しかも持ち込んだのは異世界王女の指輪である。
説明できない。
何ひとつ説明できない。
「こちらなんですが……」
「はい」
店員さんは、少し困ったような顔をしていた。
「こちら、純金の重量も、石の大きさも、品質も……正直かなりのものです」
「じゃ、じゃあ買い取れるんですか?」
「申し訳ありません。当店で正式にお買取りするには、扱える範囲を超えています。鑑定書や由来の確認も必要になりますし、専門の宝飾店か鑑定機関にご相談いただいた方がよろしいかと」
「ですよねえええ……」
内心、少しほっとした。あまりに高額だったら、それはそれで怖い。税金とか、身分証とか、出どころとか。考えたくない言葉が頭の中をよぎる。
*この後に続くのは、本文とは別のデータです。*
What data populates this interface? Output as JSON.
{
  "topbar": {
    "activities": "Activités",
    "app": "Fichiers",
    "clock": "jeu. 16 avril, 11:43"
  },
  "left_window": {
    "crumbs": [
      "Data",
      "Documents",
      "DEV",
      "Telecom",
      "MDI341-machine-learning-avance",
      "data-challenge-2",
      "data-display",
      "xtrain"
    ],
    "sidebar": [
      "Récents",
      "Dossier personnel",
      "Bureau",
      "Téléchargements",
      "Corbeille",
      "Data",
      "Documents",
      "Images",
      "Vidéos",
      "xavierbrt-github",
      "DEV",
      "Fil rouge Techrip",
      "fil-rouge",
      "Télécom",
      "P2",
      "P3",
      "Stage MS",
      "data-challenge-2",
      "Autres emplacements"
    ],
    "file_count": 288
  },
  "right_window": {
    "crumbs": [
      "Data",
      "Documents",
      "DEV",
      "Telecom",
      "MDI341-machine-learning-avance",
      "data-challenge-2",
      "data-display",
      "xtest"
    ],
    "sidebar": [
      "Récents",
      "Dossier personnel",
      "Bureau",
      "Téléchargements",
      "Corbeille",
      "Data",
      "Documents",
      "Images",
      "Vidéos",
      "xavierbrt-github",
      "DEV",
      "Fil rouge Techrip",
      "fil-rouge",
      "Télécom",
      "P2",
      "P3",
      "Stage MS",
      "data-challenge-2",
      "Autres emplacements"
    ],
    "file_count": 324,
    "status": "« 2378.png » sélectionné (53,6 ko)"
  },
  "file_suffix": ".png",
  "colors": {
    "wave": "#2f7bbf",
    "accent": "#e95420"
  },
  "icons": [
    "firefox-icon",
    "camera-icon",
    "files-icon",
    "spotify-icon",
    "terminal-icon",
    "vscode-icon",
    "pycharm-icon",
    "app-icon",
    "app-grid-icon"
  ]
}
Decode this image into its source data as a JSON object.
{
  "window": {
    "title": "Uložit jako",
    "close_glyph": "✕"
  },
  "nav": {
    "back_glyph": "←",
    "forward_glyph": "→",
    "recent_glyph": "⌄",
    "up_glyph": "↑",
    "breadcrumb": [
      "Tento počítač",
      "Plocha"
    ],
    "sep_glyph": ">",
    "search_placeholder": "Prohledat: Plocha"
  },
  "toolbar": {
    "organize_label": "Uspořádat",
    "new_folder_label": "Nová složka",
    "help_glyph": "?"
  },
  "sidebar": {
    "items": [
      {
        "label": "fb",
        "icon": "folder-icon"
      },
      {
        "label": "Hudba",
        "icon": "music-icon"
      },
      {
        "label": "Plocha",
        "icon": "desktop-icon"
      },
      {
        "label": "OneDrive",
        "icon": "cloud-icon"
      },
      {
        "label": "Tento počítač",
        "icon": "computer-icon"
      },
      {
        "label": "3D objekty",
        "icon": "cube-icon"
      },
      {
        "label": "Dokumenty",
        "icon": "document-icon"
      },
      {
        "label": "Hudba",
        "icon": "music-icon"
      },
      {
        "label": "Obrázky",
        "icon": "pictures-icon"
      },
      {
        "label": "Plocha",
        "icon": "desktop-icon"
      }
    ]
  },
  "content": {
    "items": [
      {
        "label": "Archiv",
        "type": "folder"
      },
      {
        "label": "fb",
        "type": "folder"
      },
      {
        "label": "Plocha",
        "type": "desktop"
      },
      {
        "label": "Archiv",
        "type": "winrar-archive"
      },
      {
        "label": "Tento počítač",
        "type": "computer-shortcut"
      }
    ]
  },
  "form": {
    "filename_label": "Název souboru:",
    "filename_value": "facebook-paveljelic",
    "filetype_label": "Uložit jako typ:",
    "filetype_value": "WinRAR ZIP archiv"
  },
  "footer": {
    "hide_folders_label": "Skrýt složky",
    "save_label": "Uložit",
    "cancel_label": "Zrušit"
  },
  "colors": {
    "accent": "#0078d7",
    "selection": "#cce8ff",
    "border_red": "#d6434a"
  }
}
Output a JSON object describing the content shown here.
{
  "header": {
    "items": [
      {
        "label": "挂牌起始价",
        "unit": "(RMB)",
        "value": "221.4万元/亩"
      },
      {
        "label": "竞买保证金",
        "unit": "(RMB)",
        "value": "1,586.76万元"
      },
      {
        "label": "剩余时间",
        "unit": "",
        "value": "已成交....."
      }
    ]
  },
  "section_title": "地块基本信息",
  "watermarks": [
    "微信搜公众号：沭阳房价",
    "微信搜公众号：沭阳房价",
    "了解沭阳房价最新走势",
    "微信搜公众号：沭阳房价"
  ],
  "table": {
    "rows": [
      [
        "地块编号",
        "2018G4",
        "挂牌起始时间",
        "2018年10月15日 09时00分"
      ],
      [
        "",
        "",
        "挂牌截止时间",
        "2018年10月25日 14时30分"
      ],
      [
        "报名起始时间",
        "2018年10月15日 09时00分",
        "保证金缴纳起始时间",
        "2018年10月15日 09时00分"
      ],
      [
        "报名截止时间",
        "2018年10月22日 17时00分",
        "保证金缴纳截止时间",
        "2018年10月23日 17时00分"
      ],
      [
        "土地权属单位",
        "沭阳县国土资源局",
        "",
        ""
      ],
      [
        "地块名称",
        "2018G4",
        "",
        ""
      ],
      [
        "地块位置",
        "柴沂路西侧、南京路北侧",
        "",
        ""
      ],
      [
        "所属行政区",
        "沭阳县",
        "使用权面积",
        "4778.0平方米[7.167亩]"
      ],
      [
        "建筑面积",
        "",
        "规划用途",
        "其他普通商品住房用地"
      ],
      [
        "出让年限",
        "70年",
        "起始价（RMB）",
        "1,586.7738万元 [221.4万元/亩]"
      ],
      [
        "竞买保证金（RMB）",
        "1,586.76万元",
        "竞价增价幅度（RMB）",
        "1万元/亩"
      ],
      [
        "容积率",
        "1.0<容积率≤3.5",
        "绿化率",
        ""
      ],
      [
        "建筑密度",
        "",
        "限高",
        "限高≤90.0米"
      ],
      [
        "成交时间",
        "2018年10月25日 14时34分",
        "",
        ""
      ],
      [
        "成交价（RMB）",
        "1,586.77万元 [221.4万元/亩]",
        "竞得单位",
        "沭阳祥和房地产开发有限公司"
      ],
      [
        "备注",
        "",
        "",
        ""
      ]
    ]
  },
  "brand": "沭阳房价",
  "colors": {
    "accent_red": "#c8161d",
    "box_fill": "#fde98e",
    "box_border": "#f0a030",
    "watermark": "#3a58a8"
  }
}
「ただ、デザインジュエリーとしてのお買取りでしたら可能です」
「ちなみに、いくらくらいですか?」
店員さんが金額を提示した。
オレは固まった。
「……百二十万円……」
「風磨?」
「……リュシア」
「はい」
「売るのはやめよう」
「なぜですの?」
「トレファクでこの金額になるって時点で、もうオレの手に余る」
「手に余る?」
「庶民が雑に扱っていい金額じゃないってこと」
「でも、風磨の負担を減らせますわ」
「それはありがたいけど、これはここで売るもんじゃない」
たぶん、正規のところで鑑定してもらったら、もっととんでもない金額になる。
いや、金額以前の問題だ。異世界王女の指輪で、侯爵家の嫡男からの求婚の品。刻印はアレマス文字。
説明できない。何ひとつ説明できない。
「すみません。今回は持ち帰ります」
「かしこまりました」
店員さんから指輪を返される。
オレはそれを受け取って、リュシアに差し出した。リュシアは、指輪を見つめたが、すぐには受け取らなかった。
「……風磨」
「なんだ?」
「やはり、身につけておくべきでしょうか」
「嫌なんだろ?」
「嫌ですわ」
即答だった。
「その方から頂いたものを身につける方が、ずっと嫌でした」
リュシアはあっさり言った。その言い方があまりにきっぱりしていて、少し笑いそうになった。
「なら、つけなくていいんじゃねえの」
「ですが、これは侯爵家から贈られたものです。身につけていなければ、礼を欠くことになります」
「ここに侯爵いないだろ」
「それは、そうですが」
「帰った時に困るなら、その時考えればいい」
「……雑ですわね」
「雑で結構。嫌なもんをずっと身につけてる方が、身体に悪い」
リュシアは、自分の指を見た。つけるはずだった指を、長いあいだ見つめていた。
そして、ゆっくりと手を握った。
「軽いですわね」
「指が?」
「いいえ」
リュシアは小さく笑った。
「気持ちが」
それは、さっき牛丼を食べた時の笑顔とは少し違った。
何かを失った顔ではなく、少しだけ、自分で選んだ顔だった。
「じゃあ、これはオレが預かっとく」
「風磨が?」
「ポケットに入れといたら失くすから、帰ったらちゃんとしまう。たぶん」
「たぶん?」
「いや、絶対」
「信用してよいのですか?」
「失礼だな。百二十万どころじゃない物を預かる重圧で、今すでに胃が痛い」
「では信用できますわ」
「判断基準おかしくない?」
オレは指輪を慎重に財布の奥へしまった。正直、財布に入れていいものではないが、今のオレに金庫なんてものはない。家に帰ったら、せめて缶コーヒーの空き箱以外の場所にしまおう。
「じゃあ行くか」
「はい」
「ユニクロへ」
「ゆにくろ」
「現代日本の無難を買いに行く」
「無難」
「最強装備だ」
「では、わたくしは無難を身にまとうのですね」
「急にかっこよく言うな」
店を出ると、朝の街は相変わらず普通に動いていた。黒と緑のノイシュバンシュタイン号は、店の前でおとなしく待っている。
いや、おとなしく見えるだけかもしれない。
チリン。
ベルが鳴った。
「お前、待ってたアピールするな」
「可愛いではありませんか」
「可愛くない。怖い」
リュシアは、指輪のなくなった手を軽く握った。
「風磨」
「なんだ?」
「わたくし、少しずつ、この世界の普通を身につけてみます」
「まずは服からだな」
「はい」
「ただし、予算内で」
「予算」
「この世界の結界だ」
「破ってはいけないのですか?」
「破ったら月末に死ぬ」
「それは怖いですわね」
「魔王より身近に怖い」
そうしてオレたちは、ユニクロへ向かった。
世界を救う予定は、まだない。
だが、王女が自分で選ぶ服を買う予定はできた。
予定としては、たぶんそっちの方が大事だった。